You might have read the front page story of The New York Times on Tuesday, April 27: We Have Met the Enemy and He is PowerPoint. The article details the U.S. military’s obsession with PowerPoint, sometimes to its peril. soldierWhen General Stanley McChrystal was shown a PowerPoint slide displaying the American strategy in Afghanistan, he responded, “When we understand that slide, we’ll have won the war.”As a result of that article, the Gallo Communications Group has agreed to donate up to 50 copies of the international bestseller, The Presentation Secrets of Steve Jobs: How to be Insanely Great in Front of Any Audience to American and NATO military leaders in Afghanistan.
The U.S military is fulfilling a vital role in protecting American interests and increasing global security. Commanders must be clear, inspirational and persuasive and they can achieve this not by banning PowerPoint, as some have suggested, but by creating more effective presentations.  Confusion is the enemy. Simplicity is the hero. The Presentation Secrets of Steve Jobs includes tips and techniques that anyone, including the military, can use to create powerful and persuasive presentations. Among them:

-Practice Picture Superiority. The average PowerPoint slide has forty words. Some of the slides used by the military contain more than two hundred words. It’s difficult to find forty words on ten slides in a Steve Jobs presentation. Jobs avoids all bullet points and instead practices “picture superiority,” a way of delivering information in visual form. The brain interprets every letter on a slide as a picture. That means if you have too many words, your brain is literally choking on text. Instead use fewer words and more pictures. But don’t get rid of PowerPoint entirely. Scientists find that people retain information more effectively if the information is delivered as words and pictures, and not words or pictures alone.

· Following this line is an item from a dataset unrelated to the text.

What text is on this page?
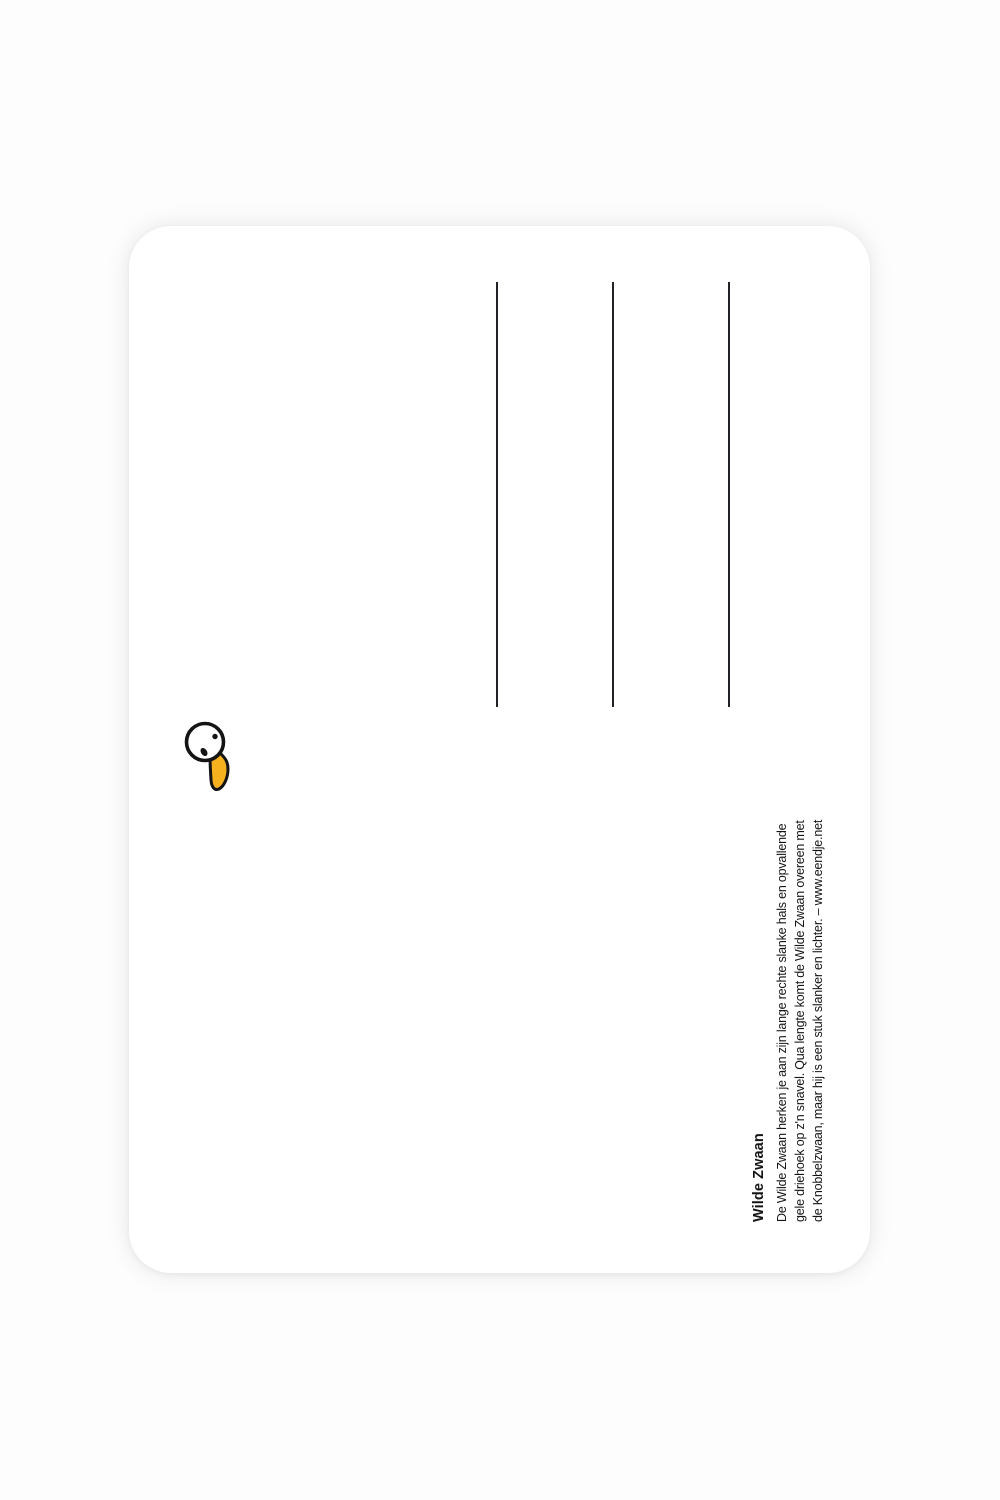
Wilde Zwaan De Wilde Zwaan herken je aan zijn lange rechte slanke hals en opvallende gele driehoek op z'n snavel. Qua lengte komt de Wilde Zwaan overeen met de Knobbelzwaan, maar hij is een stuk slanker en lichter. – www.eendje.net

-Introduce an Antagonist. Every great script has a hero and villain. A presentation should be no different. The military shouldn’t have a problem introducing a villain. They’re used to targeting villains every day. The difference in a presentation is that the villain is a problem. Your solution plays the role of the hero. Presenters should spend up to 20% of the total time of the presentation educating the audience on the problem that requires a resolution. The solution—your idea, product, or initiative—will follow.

-Deliver Emotionally Charged Events. Many organizations become so dependent on PowerPoint that they forget persuasion requires reaching both the analytical and emotional parts of the brain. When it comes to persuasion, reaching the emotional side of the brain is even more important than the logical, or left hemisphere. That’s why trainers at the Gallo Communications Groups recommend creating ‘emotionally charged events’ that are often best delivered outside the confines of the PowerPoint slide. These emotional events might include demonstrations, stories, video clips, or activities that are intended to leave a stronger, emotional imprint on the audience.

We believe that anyone can learn to create impactful presentations that inform, educate, and inspire. PowerPoint is an excellent tool to compliment the story, but the key word is compliment. Remember, your story comes first.